Understanding Same-Origin Policy and CORS in Web Development

Same-Origin Policy

In browsers, resources are open but unrestricted cross-origin interactions can lead to security issues such as XSS, SQL injection, CSRF, etc., so browsers enforce the Same-Origin Policy.

What is Same-Origin Policy

The policy restricts how a document or its scripts can interact with resources from another origin. Two URLs are considered same-origin when they share protocol, host, and port.

Protocol: e.g., HTTP, HTTPS.

Host: the network host name or IP address.

Port: the communication endpoint on the host.

The policy affects DOM access, web data (XMLHttpRequest/Fetch), and network communication.

DOM access restriction: scripts cannot read or manipulate the DOM of a page from a different origin.

Web data restriction: XHR/Fetch can only request resources from the same origin unless CORS headers are present.

Network communication restriction: browsers block cross-origin responses unless allowed.

CORS (Cross-Origin Resource Sharing)

CORS provides a controlled way for browsers to make cross-origin requests by having the server include specific HTTP headers.

CORB (Cross-Origin Read Blocking) is a mechanism that stops malicious scripts from accessing cross-origin response data before rendering.

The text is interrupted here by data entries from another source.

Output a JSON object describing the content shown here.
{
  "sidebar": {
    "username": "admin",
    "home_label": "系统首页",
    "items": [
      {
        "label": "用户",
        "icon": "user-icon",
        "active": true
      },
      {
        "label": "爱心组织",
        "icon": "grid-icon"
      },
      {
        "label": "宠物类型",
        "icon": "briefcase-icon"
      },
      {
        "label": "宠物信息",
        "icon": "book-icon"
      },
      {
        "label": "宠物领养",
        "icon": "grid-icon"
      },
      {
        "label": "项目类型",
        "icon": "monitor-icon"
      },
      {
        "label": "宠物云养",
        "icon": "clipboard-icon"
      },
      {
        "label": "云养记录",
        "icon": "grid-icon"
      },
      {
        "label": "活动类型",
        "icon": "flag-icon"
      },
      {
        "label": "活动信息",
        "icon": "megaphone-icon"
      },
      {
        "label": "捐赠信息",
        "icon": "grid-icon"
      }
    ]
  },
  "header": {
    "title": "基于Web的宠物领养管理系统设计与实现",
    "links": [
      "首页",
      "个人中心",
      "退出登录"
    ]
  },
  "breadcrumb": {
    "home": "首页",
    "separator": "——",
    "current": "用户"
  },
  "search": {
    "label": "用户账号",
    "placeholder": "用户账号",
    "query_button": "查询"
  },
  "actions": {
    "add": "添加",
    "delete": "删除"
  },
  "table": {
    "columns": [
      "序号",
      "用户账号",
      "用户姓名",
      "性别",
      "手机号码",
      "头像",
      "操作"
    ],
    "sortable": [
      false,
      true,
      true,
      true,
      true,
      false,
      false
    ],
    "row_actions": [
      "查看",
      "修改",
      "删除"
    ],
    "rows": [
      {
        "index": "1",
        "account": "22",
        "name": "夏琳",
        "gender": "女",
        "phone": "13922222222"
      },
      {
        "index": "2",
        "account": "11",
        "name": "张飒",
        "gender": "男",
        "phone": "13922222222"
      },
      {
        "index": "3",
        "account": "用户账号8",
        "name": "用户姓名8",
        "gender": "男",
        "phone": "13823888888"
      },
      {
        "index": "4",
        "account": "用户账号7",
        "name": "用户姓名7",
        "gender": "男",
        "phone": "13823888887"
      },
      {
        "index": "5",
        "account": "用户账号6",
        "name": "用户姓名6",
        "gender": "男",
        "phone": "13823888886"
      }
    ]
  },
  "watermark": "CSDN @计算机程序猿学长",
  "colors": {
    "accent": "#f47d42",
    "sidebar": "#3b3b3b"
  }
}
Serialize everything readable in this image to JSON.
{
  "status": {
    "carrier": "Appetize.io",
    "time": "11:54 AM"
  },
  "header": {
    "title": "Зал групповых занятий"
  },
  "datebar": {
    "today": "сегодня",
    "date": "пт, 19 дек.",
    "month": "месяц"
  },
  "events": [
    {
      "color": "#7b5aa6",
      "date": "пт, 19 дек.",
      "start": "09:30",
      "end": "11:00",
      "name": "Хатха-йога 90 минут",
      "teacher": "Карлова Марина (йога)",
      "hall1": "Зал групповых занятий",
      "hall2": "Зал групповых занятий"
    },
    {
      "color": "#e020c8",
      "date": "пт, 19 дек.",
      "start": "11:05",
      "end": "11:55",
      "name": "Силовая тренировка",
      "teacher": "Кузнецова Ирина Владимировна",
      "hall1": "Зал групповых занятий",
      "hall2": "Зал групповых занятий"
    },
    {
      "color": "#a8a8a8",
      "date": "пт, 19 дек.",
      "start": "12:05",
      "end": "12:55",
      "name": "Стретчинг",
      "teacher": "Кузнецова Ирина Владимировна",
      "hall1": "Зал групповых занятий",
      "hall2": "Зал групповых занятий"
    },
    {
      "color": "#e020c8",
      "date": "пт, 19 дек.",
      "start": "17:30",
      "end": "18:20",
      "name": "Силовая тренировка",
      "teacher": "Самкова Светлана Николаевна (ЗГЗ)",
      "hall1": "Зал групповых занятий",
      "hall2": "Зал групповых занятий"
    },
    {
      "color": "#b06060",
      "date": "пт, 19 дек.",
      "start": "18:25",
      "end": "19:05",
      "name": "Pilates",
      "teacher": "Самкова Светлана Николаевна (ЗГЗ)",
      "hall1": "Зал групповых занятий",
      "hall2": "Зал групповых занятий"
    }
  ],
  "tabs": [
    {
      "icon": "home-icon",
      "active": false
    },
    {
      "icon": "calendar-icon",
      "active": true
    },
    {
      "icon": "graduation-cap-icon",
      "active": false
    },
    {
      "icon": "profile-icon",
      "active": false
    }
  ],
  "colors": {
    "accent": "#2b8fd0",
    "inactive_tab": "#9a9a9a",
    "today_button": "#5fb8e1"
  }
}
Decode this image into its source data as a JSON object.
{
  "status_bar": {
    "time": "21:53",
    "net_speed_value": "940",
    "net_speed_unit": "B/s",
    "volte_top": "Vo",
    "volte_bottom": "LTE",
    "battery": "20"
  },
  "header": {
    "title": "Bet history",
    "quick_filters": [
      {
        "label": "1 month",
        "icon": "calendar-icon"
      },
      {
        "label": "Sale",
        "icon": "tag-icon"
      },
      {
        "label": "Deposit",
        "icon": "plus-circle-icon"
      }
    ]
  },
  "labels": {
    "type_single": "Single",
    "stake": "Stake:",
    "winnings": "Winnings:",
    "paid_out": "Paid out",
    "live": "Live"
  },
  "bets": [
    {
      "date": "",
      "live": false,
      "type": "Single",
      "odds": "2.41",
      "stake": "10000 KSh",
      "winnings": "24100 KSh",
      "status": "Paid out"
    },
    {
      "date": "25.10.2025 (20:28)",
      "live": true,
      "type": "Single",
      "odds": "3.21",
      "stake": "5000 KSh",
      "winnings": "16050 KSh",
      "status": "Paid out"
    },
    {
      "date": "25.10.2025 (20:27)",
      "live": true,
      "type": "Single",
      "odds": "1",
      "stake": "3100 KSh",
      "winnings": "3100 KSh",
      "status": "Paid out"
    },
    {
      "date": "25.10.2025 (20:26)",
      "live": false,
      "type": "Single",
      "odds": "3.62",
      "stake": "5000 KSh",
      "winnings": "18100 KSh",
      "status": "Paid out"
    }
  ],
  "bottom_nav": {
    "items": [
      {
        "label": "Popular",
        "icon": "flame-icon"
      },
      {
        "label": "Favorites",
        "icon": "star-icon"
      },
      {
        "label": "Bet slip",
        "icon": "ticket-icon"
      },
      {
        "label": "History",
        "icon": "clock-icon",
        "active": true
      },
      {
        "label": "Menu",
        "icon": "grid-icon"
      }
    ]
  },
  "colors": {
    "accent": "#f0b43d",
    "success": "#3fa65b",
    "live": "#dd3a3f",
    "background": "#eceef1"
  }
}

For a simple request (GET, HEAD, POST with limited headers), the browser sends the request directly without a preflight.

Simple Request

A request is considered simple when it uses only GET, HEAD, or POST, contains only safe headers, does not use ReadableStream, and does not include custom request headers.

Preflight Request

Non-simple requests trigger a preflight OPTIONS request where the browser sends Access-Control-Request-Method and Access-Control-Request-Headers. The server responds with Access-Control-Allow-Origin, Access-Control-Allow-Methods, etc., to indicate permission.

Credentials and Wildcards

When credentials (cookies) are included, the server must not use a wildcard (*) for Access-Control-Allow-Origin or other headers; it must specify an explicit origin.

Summary

Preflight requests are automatic OPTIONS calls that protect security by letting the server decide whether to allow a cross-origin request. Proper CORS headers enable safe cross-origin communication while preventing data leakage.